Bevor diese Fragen beantwortet werden, ist es sinnvoll, zunächst einen Blick auf die Handschrift selbst zu werfen. Es handelt sich um ein „Fechtbuch“. Im Unterschied zum heutigen Gebrauch umfasst „Fechten“ in diesem Kontext viel mehr als nur den Schwertkampf. Im Mittelalter steht das deutsche Verb „fechten“ für Kämpfen im Allgemeinen, sei es mit oder ohne Waffen, wie etwa „pugnare“ im Lateinischen oder „to fight“ im Englischen. Unter „Fechtbüchern“ versteht man im Allgemeinen häufig bebilderte Handschriften oder Drucke, die teilweise ursprünglich für den praktischen Gebrauch konzipiert wurden und Kampfkünste systematisch darlegen. Ihr Fokus liegt auf normierten und ritualisierten Formen des bewaffneten und unbewaffneten, individuellen zivilen Zweikampfs und nicht auf der Ausbildung ganzer Heere. Neben Anleitungen zu Kampftechniken in Prosa oder in Versen enthalten diese oft heterogen zusammengestellten Sammlungen beispielsweise auch prognostische, historische, juristische und militärtechnische Abschnitte.
Die Papierhandschrift in Gotha und vier überlieferte Pergamentbände in anderen Bibliotheken europaweit gehen auf den oberdeutschen Fechtmeister Hans Talhoffer zurück.
Das Fechtbuch in der Forschungsbibliothek ist das älteste von allen. Es entstand in den 1440er Jahren – im Text begegnen die Jahresangaben 1443 und 1448. Einem Vermerk auf dem ersten Blatt zufolge ließ sich Talhoffer diesen Sammelband für den eigenen Gebrauch anfertigen. Er enthält 178 meist kolorierte Federzeichnungen unter anderem zum Kampffechten im Harnisch, zur Ringerlehre des getauften Juden Ott, der im Dienst der österreichischen Habsburger stand, und zum Kriegsgerät und dessen Anwendung.
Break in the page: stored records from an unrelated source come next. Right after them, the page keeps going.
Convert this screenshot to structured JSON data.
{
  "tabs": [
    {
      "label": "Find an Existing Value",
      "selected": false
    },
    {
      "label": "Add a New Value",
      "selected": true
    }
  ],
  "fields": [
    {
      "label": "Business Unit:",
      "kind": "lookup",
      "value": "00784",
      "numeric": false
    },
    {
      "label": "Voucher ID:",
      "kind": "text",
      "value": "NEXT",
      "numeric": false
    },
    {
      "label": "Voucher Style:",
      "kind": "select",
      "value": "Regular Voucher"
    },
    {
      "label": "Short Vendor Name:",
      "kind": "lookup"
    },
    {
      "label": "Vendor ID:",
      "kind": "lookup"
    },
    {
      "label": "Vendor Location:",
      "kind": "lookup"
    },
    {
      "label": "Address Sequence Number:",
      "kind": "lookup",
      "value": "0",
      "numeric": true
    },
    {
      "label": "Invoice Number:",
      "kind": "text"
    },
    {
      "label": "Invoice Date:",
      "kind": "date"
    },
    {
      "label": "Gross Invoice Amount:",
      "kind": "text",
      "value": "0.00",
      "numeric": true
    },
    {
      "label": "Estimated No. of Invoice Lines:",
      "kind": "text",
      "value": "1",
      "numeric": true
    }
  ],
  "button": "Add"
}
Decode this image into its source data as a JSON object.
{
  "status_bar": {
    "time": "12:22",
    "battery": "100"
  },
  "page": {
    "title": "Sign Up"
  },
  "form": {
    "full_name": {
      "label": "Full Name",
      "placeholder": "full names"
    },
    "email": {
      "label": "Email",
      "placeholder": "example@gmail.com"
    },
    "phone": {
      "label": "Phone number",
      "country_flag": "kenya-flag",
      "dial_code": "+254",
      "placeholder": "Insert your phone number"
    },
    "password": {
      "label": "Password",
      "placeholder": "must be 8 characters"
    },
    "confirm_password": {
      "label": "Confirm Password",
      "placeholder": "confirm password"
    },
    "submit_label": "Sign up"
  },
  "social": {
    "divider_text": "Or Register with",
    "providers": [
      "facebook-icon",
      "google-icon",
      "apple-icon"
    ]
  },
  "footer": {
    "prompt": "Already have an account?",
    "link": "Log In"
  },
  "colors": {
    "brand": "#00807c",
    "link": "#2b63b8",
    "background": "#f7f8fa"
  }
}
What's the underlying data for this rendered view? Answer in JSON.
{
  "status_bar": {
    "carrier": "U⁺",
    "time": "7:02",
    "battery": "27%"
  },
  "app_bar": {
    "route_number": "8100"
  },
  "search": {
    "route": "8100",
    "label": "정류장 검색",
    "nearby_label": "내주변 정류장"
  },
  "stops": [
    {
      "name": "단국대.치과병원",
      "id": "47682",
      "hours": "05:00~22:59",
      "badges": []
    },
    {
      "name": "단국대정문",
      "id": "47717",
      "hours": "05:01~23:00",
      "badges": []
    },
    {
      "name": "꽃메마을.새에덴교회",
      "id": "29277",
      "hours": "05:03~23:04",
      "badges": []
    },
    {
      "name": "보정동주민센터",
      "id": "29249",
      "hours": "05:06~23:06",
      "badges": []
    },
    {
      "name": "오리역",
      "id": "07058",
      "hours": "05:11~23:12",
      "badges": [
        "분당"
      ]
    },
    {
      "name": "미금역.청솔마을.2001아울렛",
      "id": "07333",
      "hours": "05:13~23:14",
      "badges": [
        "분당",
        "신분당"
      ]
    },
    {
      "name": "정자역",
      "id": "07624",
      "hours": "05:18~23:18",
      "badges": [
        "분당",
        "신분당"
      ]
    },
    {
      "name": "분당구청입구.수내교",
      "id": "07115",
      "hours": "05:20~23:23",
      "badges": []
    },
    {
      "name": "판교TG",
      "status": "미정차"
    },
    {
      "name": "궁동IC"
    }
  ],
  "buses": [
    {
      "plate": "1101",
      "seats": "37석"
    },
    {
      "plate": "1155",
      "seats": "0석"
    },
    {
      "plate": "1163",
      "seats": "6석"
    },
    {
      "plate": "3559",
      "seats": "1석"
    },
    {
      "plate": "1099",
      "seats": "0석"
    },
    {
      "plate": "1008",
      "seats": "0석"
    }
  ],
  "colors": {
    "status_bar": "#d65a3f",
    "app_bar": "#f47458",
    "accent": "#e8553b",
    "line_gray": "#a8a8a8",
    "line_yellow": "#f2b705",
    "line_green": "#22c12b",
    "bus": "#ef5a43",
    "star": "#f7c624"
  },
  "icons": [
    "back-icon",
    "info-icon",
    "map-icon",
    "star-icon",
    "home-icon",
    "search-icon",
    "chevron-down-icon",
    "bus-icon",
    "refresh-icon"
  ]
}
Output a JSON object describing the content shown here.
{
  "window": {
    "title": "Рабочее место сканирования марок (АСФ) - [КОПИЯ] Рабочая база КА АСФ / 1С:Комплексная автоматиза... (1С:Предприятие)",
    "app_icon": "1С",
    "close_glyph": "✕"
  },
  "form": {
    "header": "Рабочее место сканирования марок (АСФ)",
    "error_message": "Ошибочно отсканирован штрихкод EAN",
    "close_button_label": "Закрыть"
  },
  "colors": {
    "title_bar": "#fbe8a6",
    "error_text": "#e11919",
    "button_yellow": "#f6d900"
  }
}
Hinzu kommen Abschnitte zum gerichtlichen Zweikampf. Dazu gehört die oben beschriebene Bildserie. Was steckt hinter diesem sonderbaren Verfahren? Gerichtlicher Zweikampf, lateinisch „duellum“ (Duell) oder „iudicium pugnae“ (Kampfurteil), war ein gesamteuropäisches Phänomen, das einen wichtigen Bestandteil der mittelalterlichen Rechtsordnung bildete. Es handelt sich um eine juristisch normierte physische Auseinandersetzung zwischen zwei Parteien in einem Rechtsstreit, die der Beweiserhebung in einem Gerichtsverfahren dienen sollte. Der Kampf konnte, musste jedoch nicht zwingend bis zur Tötung des Gegners geführt werden. Er konnte unterbrochen werden oder eine Partei konnte aus dem Ring getrieben werden bzw. die Flucht ergreifen. Das Verfahren fand nur dann Anwendung, wenn die Beweislage kein zuverlässiges Urteil zuließ. Ein Sieg im Kampf galt als Unschuldsbeweis. Dem lag die Vorstellung zugrunde, dass Gott in das Kampfgeschehen eingreifen und dessen Ausgang als Zeichen der göttlichen Gerechtigkeit bestimmen würde. Die aschgrauen Anzüge mit angenähten Kreuzen brachten die Bußfertigkeit der Kämpfenden zum Ausdruck. Eine solche Haltung war geboten, mussten doch beide Kämpfer darauf gefasst sein, Abschied von dieser Welt zu nehmen bzw. einen anderen Menschen vom Leben in den Tod zu befördern. Nach christlichen Glaubensvorstellungen stand somit auch das Seelenheil auf dem Spiel. Die Anzahl der aktenkundigen Gerichtskämpfe fällt sehr gering aus. Häufig wurde mit einer Kampfklage gedroht, ohne dass es überhaupt zum Gefecht kam. Die Aussicht darauf, das Leben in den Schranken auf das Spiel zu setzen, wirkte offensichtlich als Abschreckungsmoment, das die Streitparteien oft dazu bewegten, sich gütlich zu einigen. Somit konnte diese Rechtspraxis unter Umständen als effektives Mittel der Konfliktlösung fungieren.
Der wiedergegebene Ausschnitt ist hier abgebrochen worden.